African-American Burial Grounds Preservation Act
STATEMENT OF MICHAEL A. CALDWELL, ASSOCIATE DIRECTOR, PARK PLANNING, FACILITIES, AND LANDS, NATIONAL PARK SERVICE, U.S. DEPARTMENT OF THE INTERIOR, BEFORE THE SENATE ENERGY AND NATURAL RESOURCES SUBCOMMITTEE ON NATIONAL PARKS, CONCERNING S. 3667, A BILL TO AMEND TITLE 54, UNITED STATES CODE, TO ESTABLISH WITHIN THE NATIONAL PARK SERVICE THE U.S. AFRICAN-AMERICAN BURIAL GROUNDS PRESERVATION PROGRAM.
MAY 11, 2022
Chairman King, Ranking Member Daines, and members of the Subcommittee, thank you for the opportunity to present the Department of the Interior’s views on S. 3667, a bill to amend title 54, United States Code, to establish within the National Park Service the U.S. African-American Burial Grounds Preservation Program.
The Department supports S. 3667.
S. 3667 would direct the Secretary of the Interior to establish a program within the National Park Service to be known as the “United States African-American Burial Grounds Preservation Program.” The program would be authorized to make grants to, and enter into cooperative agreements with, other Federal agencies, State, local, and Tribal governments; other public entities; educational institutions; historic preservation groups; and private nonprofit organizations for the identification, preservation, restoration, and interpretation of African American burial grounds. S. 3667 would also authorize three million dollars to be appropriated annually for each of the fiscal years from 2023 to 2027 for carrying out this grant program. Finally, S. 3667 stipulates that the bill does not authorize the Secretary to impose any conditions on the use or management of private property without the written consent of the owner, nor prohibit the Secretary from providing guidance to a private property owner on the management of their land as a condition of a grant.
African American burial grounds are part of the significant story of the role African Americans have played in the creation of the United States. These sacred spaces are often located in unknown and unmaintained locations, due to the painful and enduring legacy of slavery and segregation at the time of their creation, leaving the stories and the sites hidden.
In establishing the African American Burial Grounds Preservation Program, S. 3667 would assist in the identification, interpretation, preservation, research, and recordation of unmarked, previously abandoned, underserved, and other African American burial grounds. This program would increase public awareness of African American history, and these often overlooked and forgotten sites, while providing critical grant funding to support their long-term preservation.

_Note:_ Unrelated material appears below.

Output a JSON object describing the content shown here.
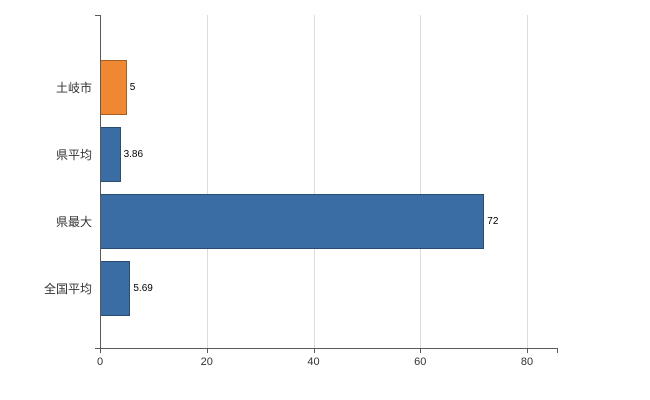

The Department acknowledges that this program would need to be implemented with great care and consideration as many African American burial grounds were deliberately unmarked to facilitate a final resting place, particularly during both the period when slavery was legally authorized in the United States and in ensuing decades when segregation limited the freedom of African Americans, even in choices related to how they commemorated their lives and deaths.
This program, as outlined in the bill, would need to be implemented in a respectful and collaborative manner to ensure already fragile and sacred resources do not become damaged or vandalized if and when their locations are publicly known. The Department and the National Park Service would be honored to support and respectfully implement the African-American Burial Grounds Preservation Program.
Chairman King, this concludes my statement. I would be pleased to answer any questions you or other members of the Subcommittee may have.